Burundi-RDC: Opérations militaires conjointes compliquées?

 


Le ministre burundais des affaires étrangères et de la coopération au développement a rappelé, dans une interview à la RFI, l'objectif visé lors des rencontres entre les hautes autorités de son pays et celles de la République Démocratique du Congo: "mettre hors d'état de nuire toutes les forces négatives qui pullulent dans la partie Est de la RDC, surtout le Sud-Kivu qui est frontalier avec le Burundi". 

Le déploiement d'une délégation de haut niveau en République Démocratique du Congo à partir du 30 août 2021 succédait à la visite, pour le même objectif, du chef de l'Etat burundais Evariste Ndayishimiye à son homologue congolais Félix Tschisekedi en juillet dernier.
  
Au cours de cette interview accordée à la RFI et publiée le 3 septembre, le lendemain de la clôture de la quatrième session de la grande commission burundo-congolaise, Albert Shingiro a qualifié ces rebelles visés de groupes résiduels sans agenda politique. "S'il faut organiser des patrouilles parallèles ou des opérations conjointes pour mettre hors d'état de nuire ces forces négatives dont les effets affectent négativement la vie de nos populations, nous le ferons de commun accord avec la partie de la RDC". 

Nous avons parlé au politologue Issa Ndimurwanko pour avoir plus d'éclaircissements sur les probabilités de réussite de ces conventions sécuritaires entre les deux pays. Issa Ndimurwanko a également été au maquis dans les rangs des PALIPEHUTU-FNL.

Selon vous, est-ce que les 2 chefs d'Etat ont la chance de réussir ce pari? 

Tout d’abord, la sécurité est l’absence de menace de la paix et de la sécurité interne et externe de l'État. Ce dernier est défini comme étant une seule entité souveraine qui dispose le monopole de la violence légitime, à travers ses fonctions régaliennes de sécurité notamment, l’armée et la police.

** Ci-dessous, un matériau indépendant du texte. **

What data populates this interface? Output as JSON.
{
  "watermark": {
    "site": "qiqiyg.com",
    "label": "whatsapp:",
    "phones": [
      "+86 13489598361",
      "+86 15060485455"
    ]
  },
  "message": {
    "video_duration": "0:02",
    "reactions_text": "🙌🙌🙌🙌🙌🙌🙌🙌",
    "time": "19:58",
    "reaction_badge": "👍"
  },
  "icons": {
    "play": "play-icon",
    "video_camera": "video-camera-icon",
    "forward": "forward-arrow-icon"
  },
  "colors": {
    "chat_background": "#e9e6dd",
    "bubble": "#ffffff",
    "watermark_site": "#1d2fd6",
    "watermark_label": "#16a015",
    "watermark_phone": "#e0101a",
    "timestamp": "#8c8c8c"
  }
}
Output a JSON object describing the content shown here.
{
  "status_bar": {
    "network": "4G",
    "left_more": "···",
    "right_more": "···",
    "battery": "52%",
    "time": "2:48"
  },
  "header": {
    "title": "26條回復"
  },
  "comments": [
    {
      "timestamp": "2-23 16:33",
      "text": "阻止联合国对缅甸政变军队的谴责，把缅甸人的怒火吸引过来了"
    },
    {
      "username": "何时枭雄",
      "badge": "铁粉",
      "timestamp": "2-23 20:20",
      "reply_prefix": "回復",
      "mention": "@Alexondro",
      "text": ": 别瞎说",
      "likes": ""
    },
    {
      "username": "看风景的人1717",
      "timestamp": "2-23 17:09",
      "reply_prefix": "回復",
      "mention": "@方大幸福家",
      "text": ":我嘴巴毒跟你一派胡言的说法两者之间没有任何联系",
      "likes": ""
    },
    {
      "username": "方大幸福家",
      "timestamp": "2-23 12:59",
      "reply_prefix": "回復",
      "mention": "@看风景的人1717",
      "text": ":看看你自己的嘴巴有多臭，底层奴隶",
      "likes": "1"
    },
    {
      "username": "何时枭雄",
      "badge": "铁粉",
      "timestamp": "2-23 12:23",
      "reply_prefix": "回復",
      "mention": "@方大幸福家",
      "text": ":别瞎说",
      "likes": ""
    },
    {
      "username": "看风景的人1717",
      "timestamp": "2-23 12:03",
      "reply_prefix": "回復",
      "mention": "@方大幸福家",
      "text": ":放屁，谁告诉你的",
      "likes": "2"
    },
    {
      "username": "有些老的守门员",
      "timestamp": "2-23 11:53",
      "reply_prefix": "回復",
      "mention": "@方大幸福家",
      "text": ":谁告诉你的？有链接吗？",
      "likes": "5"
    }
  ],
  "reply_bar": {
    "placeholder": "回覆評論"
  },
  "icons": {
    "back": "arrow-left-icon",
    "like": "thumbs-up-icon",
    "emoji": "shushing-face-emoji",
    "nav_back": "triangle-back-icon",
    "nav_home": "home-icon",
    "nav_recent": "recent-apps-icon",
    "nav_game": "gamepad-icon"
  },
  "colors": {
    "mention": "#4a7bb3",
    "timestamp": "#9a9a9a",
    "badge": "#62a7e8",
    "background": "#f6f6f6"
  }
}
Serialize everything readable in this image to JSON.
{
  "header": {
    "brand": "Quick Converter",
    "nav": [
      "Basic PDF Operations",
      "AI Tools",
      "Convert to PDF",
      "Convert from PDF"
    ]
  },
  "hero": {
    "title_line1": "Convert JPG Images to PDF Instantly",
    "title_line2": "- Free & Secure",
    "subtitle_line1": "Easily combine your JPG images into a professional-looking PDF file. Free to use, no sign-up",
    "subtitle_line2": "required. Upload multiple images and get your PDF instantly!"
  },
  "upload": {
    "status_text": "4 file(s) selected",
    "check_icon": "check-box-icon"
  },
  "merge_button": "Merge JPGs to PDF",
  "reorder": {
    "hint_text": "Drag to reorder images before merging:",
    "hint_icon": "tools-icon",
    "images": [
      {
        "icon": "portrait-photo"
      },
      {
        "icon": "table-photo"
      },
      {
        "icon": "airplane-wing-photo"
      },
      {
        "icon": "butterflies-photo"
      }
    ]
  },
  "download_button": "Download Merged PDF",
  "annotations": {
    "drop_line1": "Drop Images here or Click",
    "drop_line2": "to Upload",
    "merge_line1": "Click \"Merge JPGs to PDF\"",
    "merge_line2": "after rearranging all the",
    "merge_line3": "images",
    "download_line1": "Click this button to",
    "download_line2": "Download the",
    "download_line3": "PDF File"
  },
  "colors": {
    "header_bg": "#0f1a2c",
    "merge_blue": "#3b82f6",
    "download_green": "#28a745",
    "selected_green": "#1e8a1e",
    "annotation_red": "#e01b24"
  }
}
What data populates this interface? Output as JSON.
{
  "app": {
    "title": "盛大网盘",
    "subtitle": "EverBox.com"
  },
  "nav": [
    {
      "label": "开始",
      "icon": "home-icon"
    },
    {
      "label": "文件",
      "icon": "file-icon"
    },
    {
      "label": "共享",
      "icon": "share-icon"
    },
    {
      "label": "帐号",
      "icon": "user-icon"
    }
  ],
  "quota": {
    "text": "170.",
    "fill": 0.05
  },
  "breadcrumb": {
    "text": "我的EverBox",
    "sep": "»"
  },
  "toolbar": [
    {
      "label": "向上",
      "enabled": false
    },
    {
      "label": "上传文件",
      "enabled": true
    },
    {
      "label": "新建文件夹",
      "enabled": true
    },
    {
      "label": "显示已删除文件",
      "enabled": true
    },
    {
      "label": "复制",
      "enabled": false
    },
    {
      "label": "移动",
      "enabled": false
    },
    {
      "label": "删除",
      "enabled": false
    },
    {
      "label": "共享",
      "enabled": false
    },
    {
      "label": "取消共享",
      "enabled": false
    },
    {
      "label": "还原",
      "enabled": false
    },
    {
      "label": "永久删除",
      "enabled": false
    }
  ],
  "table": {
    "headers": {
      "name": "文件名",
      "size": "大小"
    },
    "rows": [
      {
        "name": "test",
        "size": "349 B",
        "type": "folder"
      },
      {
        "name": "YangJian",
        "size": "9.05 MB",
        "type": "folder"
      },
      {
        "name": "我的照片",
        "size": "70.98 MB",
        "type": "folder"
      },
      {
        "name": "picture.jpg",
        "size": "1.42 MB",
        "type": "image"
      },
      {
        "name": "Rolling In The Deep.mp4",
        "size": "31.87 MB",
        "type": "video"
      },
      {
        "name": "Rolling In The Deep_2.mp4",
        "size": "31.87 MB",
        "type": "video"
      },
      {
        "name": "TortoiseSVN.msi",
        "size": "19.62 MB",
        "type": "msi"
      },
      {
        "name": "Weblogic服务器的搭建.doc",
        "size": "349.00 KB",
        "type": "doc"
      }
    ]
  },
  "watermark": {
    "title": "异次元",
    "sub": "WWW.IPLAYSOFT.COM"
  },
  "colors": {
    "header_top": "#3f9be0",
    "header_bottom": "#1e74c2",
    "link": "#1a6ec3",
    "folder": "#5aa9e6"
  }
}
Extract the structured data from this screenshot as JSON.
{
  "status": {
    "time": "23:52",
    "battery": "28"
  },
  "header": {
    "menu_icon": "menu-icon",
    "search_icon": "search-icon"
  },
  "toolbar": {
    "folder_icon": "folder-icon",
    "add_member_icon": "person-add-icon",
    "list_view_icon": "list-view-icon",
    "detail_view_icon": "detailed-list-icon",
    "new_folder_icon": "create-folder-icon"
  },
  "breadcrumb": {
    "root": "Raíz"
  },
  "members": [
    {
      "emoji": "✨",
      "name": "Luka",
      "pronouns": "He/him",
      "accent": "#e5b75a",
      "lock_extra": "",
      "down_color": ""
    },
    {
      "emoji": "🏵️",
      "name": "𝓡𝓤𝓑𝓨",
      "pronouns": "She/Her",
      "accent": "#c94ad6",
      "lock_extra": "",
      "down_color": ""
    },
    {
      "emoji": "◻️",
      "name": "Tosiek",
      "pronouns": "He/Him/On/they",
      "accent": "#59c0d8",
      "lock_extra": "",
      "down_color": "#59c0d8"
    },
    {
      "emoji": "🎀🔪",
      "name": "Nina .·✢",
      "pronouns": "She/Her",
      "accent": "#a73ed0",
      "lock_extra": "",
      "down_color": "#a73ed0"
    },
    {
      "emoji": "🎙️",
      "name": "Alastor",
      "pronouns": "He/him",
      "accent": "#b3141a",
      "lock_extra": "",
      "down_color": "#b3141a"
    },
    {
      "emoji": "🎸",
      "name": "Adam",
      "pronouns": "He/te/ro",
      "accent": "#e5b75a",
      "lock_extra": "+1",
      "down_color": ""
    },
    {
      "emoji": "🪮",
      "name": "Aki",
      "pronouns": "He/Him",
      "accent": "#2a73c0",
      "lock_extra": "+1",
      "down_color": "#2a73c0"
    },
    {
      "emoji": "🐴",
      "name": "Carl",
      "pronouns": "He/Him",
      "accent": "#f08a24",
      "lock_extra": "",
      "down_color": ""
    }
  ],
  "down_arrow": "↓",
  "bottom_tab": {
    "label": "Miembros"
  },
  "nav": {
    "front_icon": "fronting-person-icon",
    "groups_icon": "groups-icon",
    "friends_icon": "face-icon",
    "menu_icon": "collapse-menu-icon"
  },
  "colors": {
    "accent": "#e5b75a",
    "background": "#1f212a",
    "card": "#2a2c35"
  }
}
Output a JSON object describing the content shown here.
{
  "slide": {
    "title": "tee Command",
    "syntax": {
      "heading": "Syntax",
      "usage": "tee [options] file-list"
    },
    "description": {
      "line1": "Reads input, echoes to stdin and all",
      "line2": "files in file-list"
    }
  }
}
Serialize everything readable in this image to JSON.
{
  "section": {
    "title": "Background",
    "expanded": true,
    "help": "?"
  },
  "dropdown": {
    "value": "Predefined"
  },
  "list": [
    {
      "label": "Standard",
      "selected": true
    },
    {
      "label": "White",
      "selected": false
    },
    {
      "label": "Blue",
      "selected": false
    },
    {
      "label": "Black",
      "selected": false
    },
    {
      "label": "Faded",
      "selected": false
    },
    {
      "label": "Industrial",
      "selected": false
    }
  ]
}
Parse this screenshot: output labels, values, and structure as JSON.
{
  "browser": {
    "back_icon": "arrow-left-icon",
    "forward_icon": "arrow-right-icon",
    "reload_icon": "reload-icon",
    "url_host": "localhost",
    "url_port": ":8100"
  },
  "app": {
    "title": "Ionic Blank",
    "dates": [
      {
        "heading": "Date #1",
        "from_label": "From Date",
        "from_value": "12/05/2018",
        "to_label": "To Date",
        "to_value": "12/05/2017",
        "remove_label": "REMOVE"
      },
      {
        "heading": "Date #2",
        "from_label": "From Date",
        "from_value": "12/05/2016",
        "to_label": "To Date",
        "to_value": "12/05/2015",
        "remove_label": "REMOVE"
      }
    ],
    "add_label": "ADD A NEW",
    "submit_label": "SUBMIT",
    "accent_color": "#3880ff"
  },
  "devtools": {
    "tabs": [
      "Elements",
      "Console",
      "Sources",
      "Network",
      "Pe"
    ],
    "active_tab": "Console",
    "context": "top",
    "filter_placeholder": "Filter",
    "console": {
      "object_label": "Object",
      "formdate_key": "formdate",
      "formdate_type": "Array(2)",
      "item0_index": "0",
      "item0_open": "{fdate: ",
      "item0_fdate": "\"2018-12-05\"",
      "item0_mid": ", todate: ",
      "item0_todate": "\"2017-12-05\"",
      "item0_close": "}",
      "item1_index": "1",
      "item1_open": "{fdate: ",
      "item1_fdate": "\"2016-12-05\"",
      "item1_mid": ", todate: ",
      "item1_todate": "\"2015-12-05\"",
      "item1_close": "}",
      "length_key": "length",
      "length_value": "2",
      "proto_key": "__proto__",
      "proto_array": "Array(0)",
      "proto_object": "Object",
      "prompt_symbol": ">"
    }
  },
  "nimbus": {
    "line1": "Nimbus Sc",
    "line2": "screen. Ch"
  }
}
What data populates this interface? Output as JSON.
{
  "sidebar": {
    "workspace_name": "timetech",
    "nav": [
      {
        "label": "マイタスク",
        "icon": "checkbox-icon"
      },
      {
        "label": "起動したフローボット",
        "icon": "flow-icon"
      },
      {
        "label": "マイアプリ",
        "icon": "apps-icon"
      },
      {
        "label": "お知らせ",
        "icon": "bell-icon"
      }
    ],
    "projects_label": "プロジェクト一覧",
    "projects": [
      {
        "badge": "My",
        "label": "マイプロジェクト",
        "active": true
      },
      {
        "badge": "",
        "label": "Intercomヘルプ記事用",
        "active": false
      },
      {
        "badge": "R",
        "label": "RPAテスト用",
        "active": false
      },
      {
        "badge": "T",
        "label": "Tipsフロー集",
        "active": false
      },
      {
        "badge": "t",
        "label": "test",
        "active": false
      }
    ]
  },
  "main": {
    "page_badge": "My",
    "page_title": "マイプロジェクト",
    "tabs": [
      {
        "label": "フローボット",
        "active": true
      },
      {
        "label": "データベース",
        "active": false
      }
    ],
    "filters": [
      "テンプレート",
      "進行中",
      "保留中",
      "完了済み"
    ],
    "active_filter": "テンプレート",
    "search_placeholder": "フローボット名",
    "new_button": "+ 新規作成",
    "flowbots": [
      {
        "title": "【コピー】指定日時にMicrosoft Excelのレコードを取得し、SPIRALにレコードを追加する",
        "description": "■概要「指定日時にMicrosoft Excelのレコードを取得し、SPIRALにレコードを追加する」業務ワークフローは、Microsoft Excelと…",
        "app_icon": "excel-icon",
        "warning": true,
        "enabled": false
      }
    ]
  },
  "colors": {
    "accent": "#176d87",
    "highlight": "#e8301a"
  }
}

Revenons sur la question posée concernant l'entente conclue entre les chefs d’Etat burundais et congolais d’éradiquer des groupes rebelles burundais basés en République Démocratique du Congo. Ces éléments négatifs déstabilisent la paix et la sécurité de ces deux pays. Leur présence à l’Est de la RDC est le fruit de la politique d’exclusion pratiquée par le parti CNDD-FDD, au pouvoir. Depuis son ascension au pouvoir, il n’a pas voulu associer l’opposition à la gestion du pays. Il a plutôt emprunté la voie d'exclusion suivie par la disparition forcée de ses opposants, etc...

Pour les éradiquer, il faut tout d’abord une politique saine de gouvernance et de développement pour  tous : cela est la gage de la paix et de la sécurité. L’effritement de la sécurité du pays est dû au comportement de conquistador du CNDD-FDD et sa création de la milice Imbonerakure qui tue et terrorise tout opposant aux politiques de ce parti. La voie que les deux chefs d’Etat préconisent pour venir à bout à ces mouvements armés n’apportera pas de fruits escomptés.

Pour réussir ce pari, le pouvoir de Gitega a le devoir d’instaurer la politique d’égalité entre les citoyens et la sacralité de la propriété privée. Il faut tout d'abord créer un climat politique apaisé et ensuite envisager la politique de rapatriement volontaire des réfugiés. Les rangs de ces groupes armés se rétréciront comme la peau de chagrin. Au cas contraire, s’engager dans les opérations militaires conjointes ne garantit pas la paix et la sécurité du Burundi ni celle de la RDC. Par contre, la souveraineté du Congo voisin  risque d'être violée par une armée étrangère.

Rappelez-le que ces groupes rebelles tissent des liens d’amitié forts avec la population locale. La défaillance de l’Etat congolais est une pièce maîtresse au développement de groupes rebelles burundais sur son territoire. Toute opération ou intervention militaire étrangère peut être  vue par la population comme une agression violant leurs droits fondamentaux. Pour cela, cette intervention coalisée a moins de chances de réussir. Il serait sage pour les deux gouvernements d'assainir leurs politiques internes et vaquer au développement communautaire. Ce sont, en réalité, les premières opérations à envisager pour sécuriser leurs territoires et leurs frontières poreuses.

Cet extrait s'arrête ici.